Le choix du format de film détermine plus que la simple qualité d'image — il définit l'intégralité de votre pipeline de production, du premier jour de tournage à la copie finale. Le format désigne ici l'interaction entre le support d'enregistrement (analogique ou numérique), la norme de résolution, le rapport d'aspect et, finalement, l'archivabilité du matériel. Chaque décision a des conséquences immédiates sur le budget, le flux de travail et le langage visuel de votre film.
Historiquement, le 35mm a dominé le cinéma — le format négatif classique avec un look inimitable et une archivabilité éprouvée à long terme. Le 16mm a longtemps été le format guerrilla pour la documentation et la fiction à petit budget, plus compact et moins cher, mais aussi visiblement plus granuleux. Aujourd'hui, le paysage numérique s'est fragmenté : le DCP (Digital Cinema Package) est la norme cinéma — 2K ou 4K, compressé selon des spécifications précises. L'enregistrement en RAW (Red, Alexa, Komodo) vous offre une flexibilité maximale en post-production, mais exige une capacité de stockage énorme et des flux de travail spécialisés. Le ProRes, le DNxHD et d'autres codecs intermédiaires sont des formats pragmatiques — un bon gain de qualité avec des volumes de données gérables.

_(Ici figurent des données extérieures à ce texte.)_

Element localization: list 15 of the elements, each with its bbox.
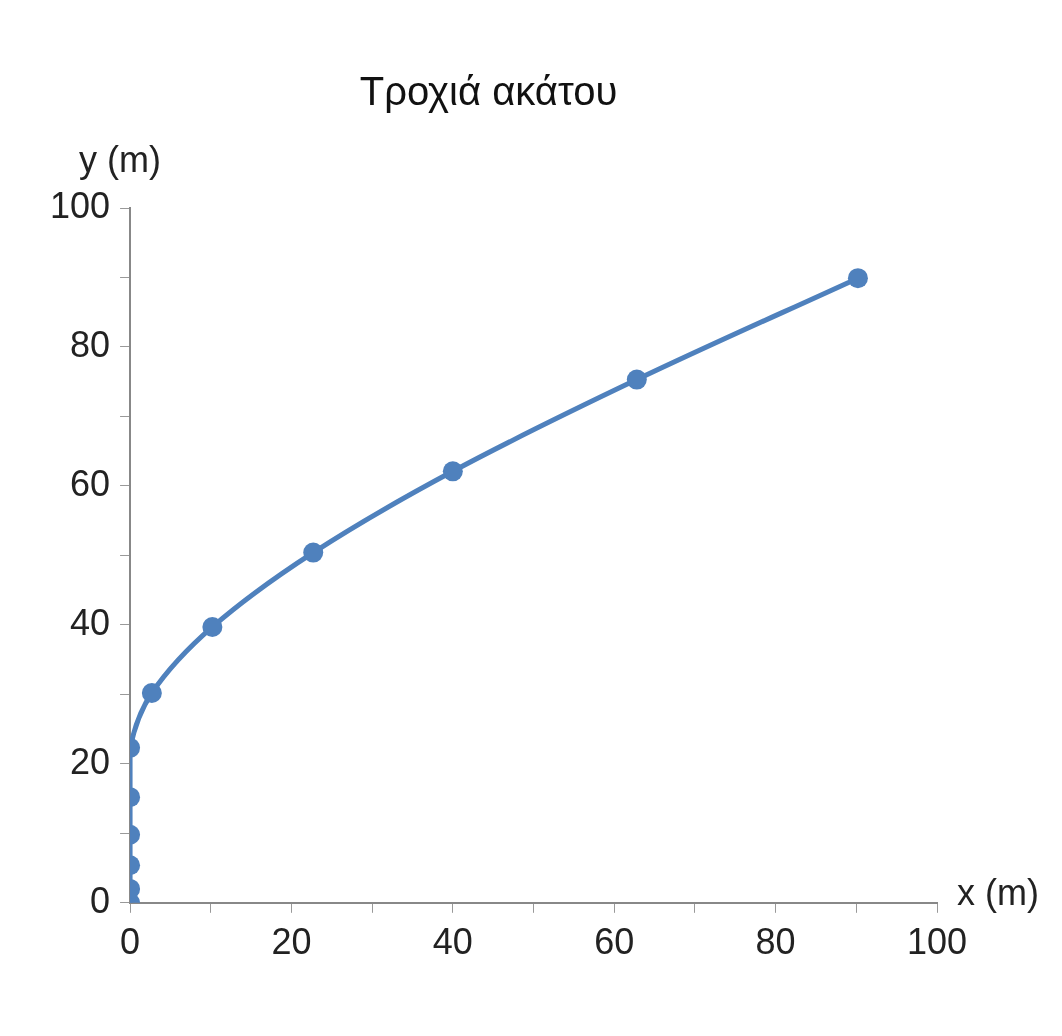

Sur le plateau, vous remarquez immédiatement la différence. Les formats numériques vous permettent de tourner autant de prises que vous le souhaitez ; la pellicule vous contraint à la discipline. Une production en 16:9 Cinémascope exige des règles de composition différentes de celles du format académique 4:3 ou du rapport anamorphique extrême de 2.39:1. Certains formats permettent l'utilisation de véritables objectifs anamorphiques avec leurs caractéristiques optiques (reflets, bokeh, distorsion), d'autres ne font que redimensionner numériquement.
Pratique : ne définissez pas votre format uniquement sur l'esthétique. Les coûts de stockage et d'archivage sont souvent sous-estimés — une production en RAW peut devenir un cauchemar financier pour les projets plus longs. La performance de montage varie énormément ; tous les ordinateurs de montage ne supportent pas nativement le 4K 60fps RAW. Pensez aussi aux exigences de livraison : le cinéma exige du DCP, le streaming veut du H.264 ou H.265, la diffusion télévisuelle a ses propres spécifications. Votre format doit correspondre à l'objectif narratif et à l'équipement du public cible — pas l'inverse.
La nouvelle réalité : les flux de travail hybrides sont la norme. Vous pouvez tourner avec une Alexa Mini (ProRes), archiver des proxies en H.265, et livrer à la fin en DCP et en master pour le streaming. Le rapport d'aspect et la profondeur de bits (8 bits, 10 bits, 12 bits) restent malgré tout des outils de conception centraux — choisissez consciemment.